What Is the Difference Between Medical Insurance and Medical Aid?

Medical aid and medical insurance are two different product types that offer healthcare cover, but are guided by two different sets of regulations.

Medical Aid

Medical aid regulations require that all medical aid products offer a set of minimum benefits known as Prescribed Minimum Benefits. This cover includes 270 in-hospital, life-threatening procedures and 26 listed chronic conditions. Medical aids are also obliged to take on anyone who applies and are only allowed to impose a maximum waiting period of 12 months for cover for a pre-existing condition, depending on history of cover. Medical aids generally have very high or no overall annual limits on private hospitalisation cover. These factors set the starting price for medical aids higher than that of medical insurance products.

 

 

Medical Insurance

 

Medical insurance products were introduced as a more affordable alternative. These products are governed either by short-term or long-term law, and not by medical aid regulations. They therefore do not have to include the prescribed set of minimum benefits and can impose different waiting-period criteria, as well as a maximum entry age limit. To keep these products affordable, they are mostly focused on out-of-hospital primary-care expenses such as general practitioner consultations, prescribed medication, basic dentistry and some optometry cover.

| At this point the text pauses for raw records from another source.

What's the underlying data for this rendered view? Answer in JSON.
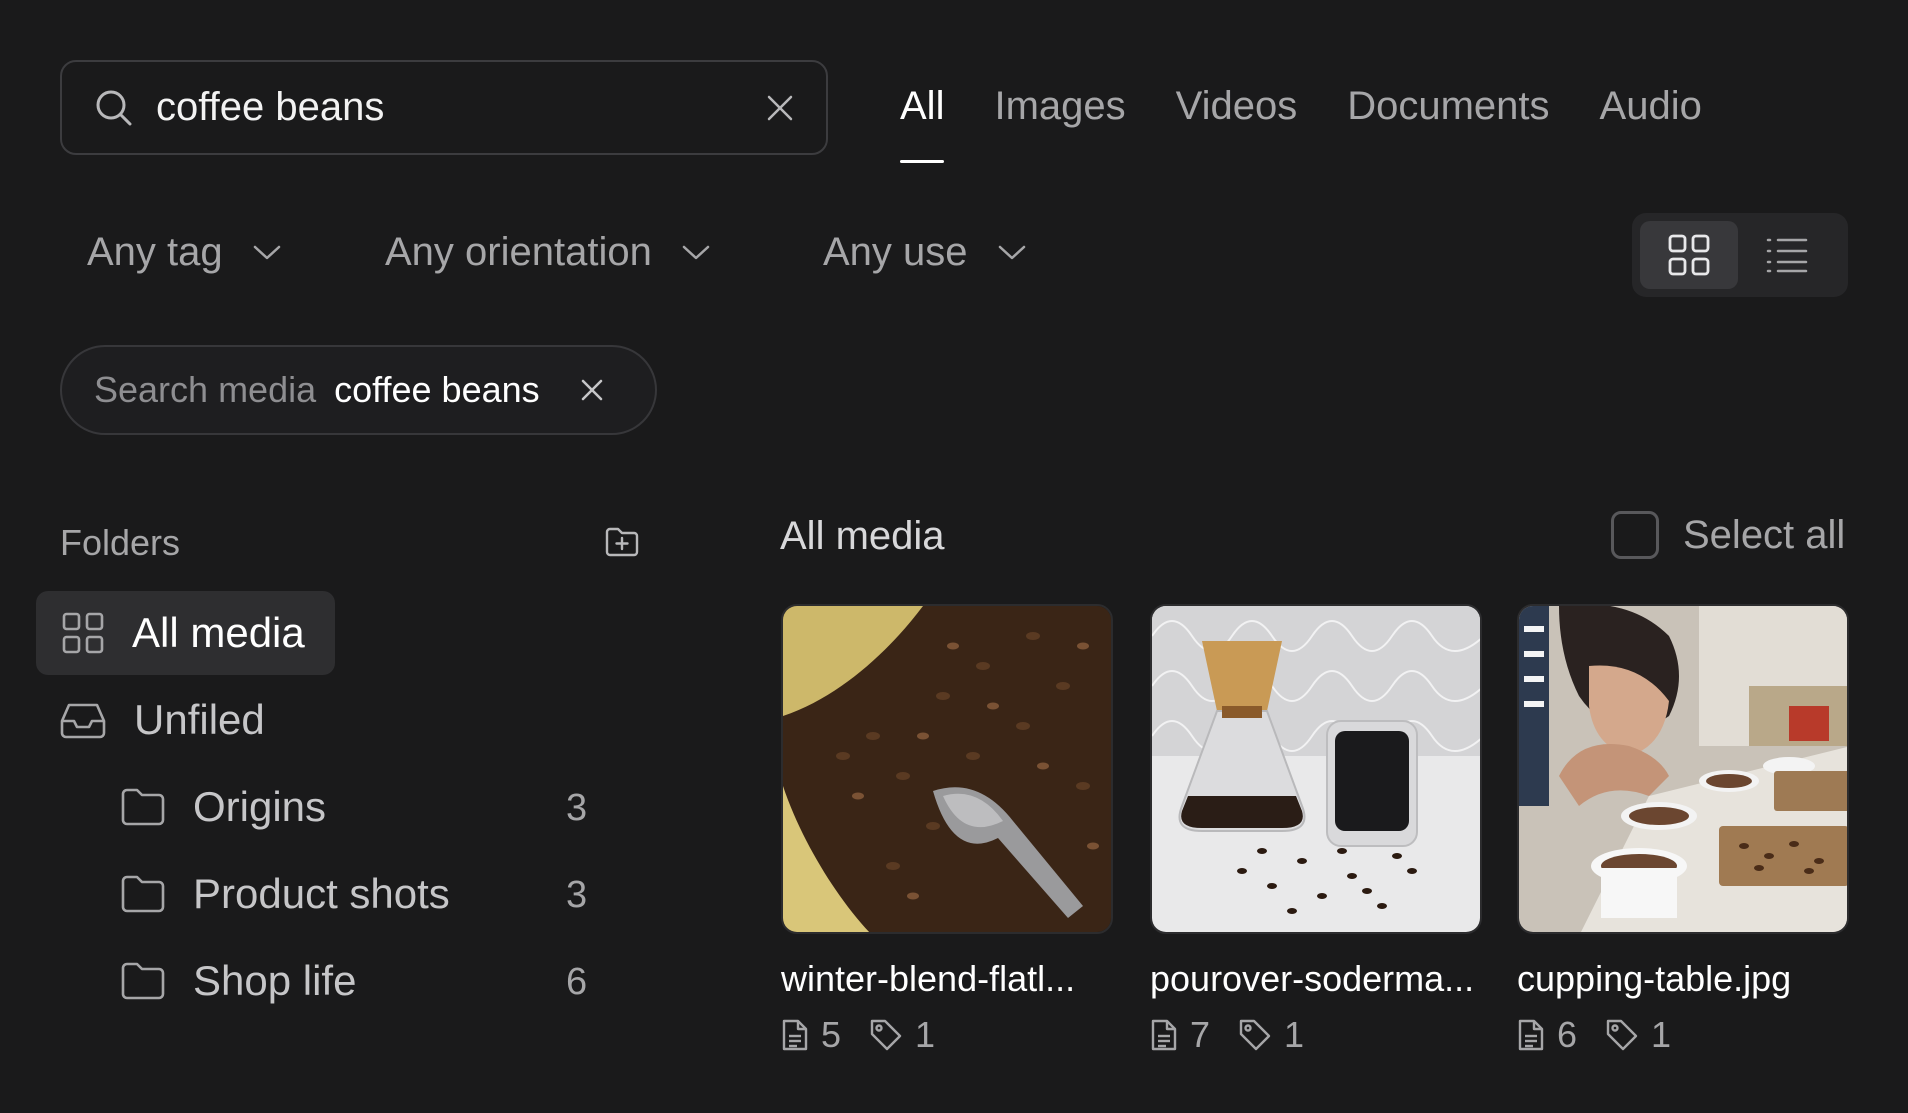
{
  "search": {
    "value": "coffee beans",
    "placeholder": "Search media"
  },
  "tabs": [
    {
      "label": "All",
      "active": true
    },
    {
      "label": "Images",
      "active": false
    },
    {
      "label": "Videos",
      "active": false
    },
    {
      "label": "Documents",
      "active": false
    },
    {
      "label": "Audio",
      "active": false
    }
  ],
  "filters": [
    {
      "label": "Any tag"
    },
    {
      "label": "Any orientation"
    },
    {
      "label": "Any use"
    }
  ],
  "view_mode": "grid",
  "chip": {
    "label": "Search media",
    "value": "coffee beans"
  },
  "sidebar": {
    "heading": "Folders",
    "items": [
      {
        "label": "All media",
        "active": true
      },
      {
        "label": "Unfiled",
        "active": false
      },
      {
        "label": "Origins",
        "count": "3"
      },
      {
        "label": "Product shots",
        "count": "3"
      },
      {
        "label": "Shop life",
        "count": "6"
      }
    ]
  },
  "main": {
    "title": "All media",
    "select_all_label": "Select all",
    "items": [
      {
        "name": "winter-blend-flatl...",
        "files": "5",
        "tags": "1",
        "thumbnail": "coffee beans in burlap sack with metal scoop"
      },
      {
        "name": "pourover-soderma...",
        "files": "7",
        "tags": "1",
        "thumbnail": "glass pour-over carafe and cup with scattered beans"
      },
      {
        "name": "cupping-table.jpg",
        "files": "6",
        "tags": "1",
        "thumbnail": "person cupping coffee at table with white cups"
      }
    ]
  },
  "colors": {
    "background": "#1a1a1b",
    "text_primary": "#ffffff",
    "text_secondary": "#a6a6a8",
    "border": "#3c3c3f",
    "active_bg": "#2e2e30"
  }
}
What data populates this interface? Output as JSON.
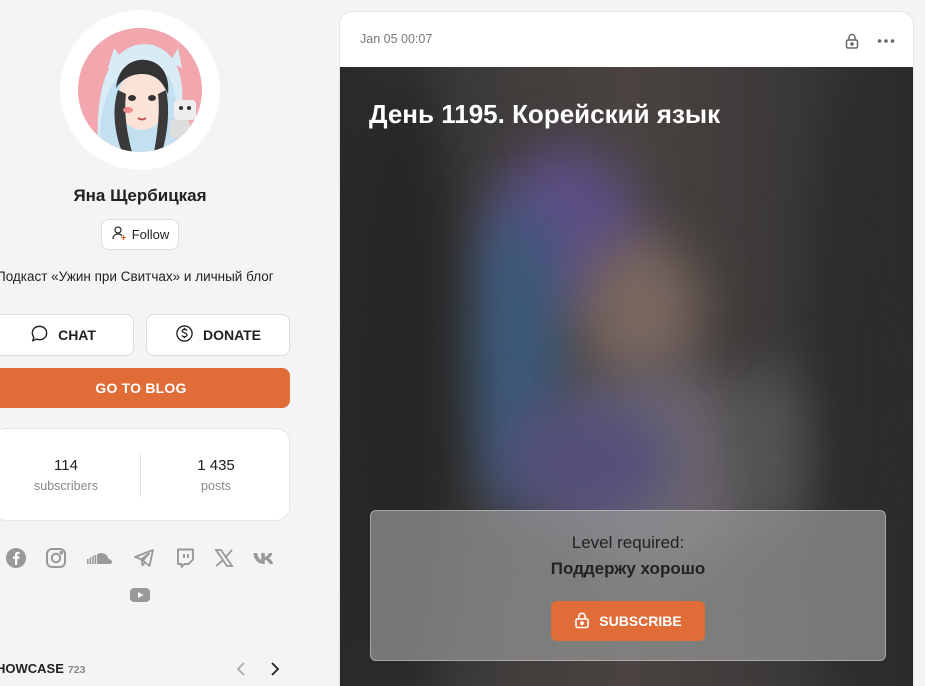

These benefits are subject to strict network-provider rules. A defined limit for emergency hospitalisation stabilisation or illness might be included, but this has an impact on the price of the product.

 

 

Assess your needs and do the comparisons for a guide on which product type best suits both your financial and medical needs.

 

Demarcation Regulations

 

In 2018 the latest Demarcation Regulations were promulgated, a move that clarified the boundaries between medical aid schemes and medical insurance products. Medical aid schemes are governed by the Medical Schemes Act No. 131 of 1998, while medical insurance products fall under the Short-term Insurance Acts No. 53 of 1998.

 

Key changes to the regulations include gap cover that follows the same requirements as medical aid schemes – including open, non-discriminatory enrolment and waiting periods for specified pre-existing conditions – but is limited to a maximum of R150,000 per annum per insured life.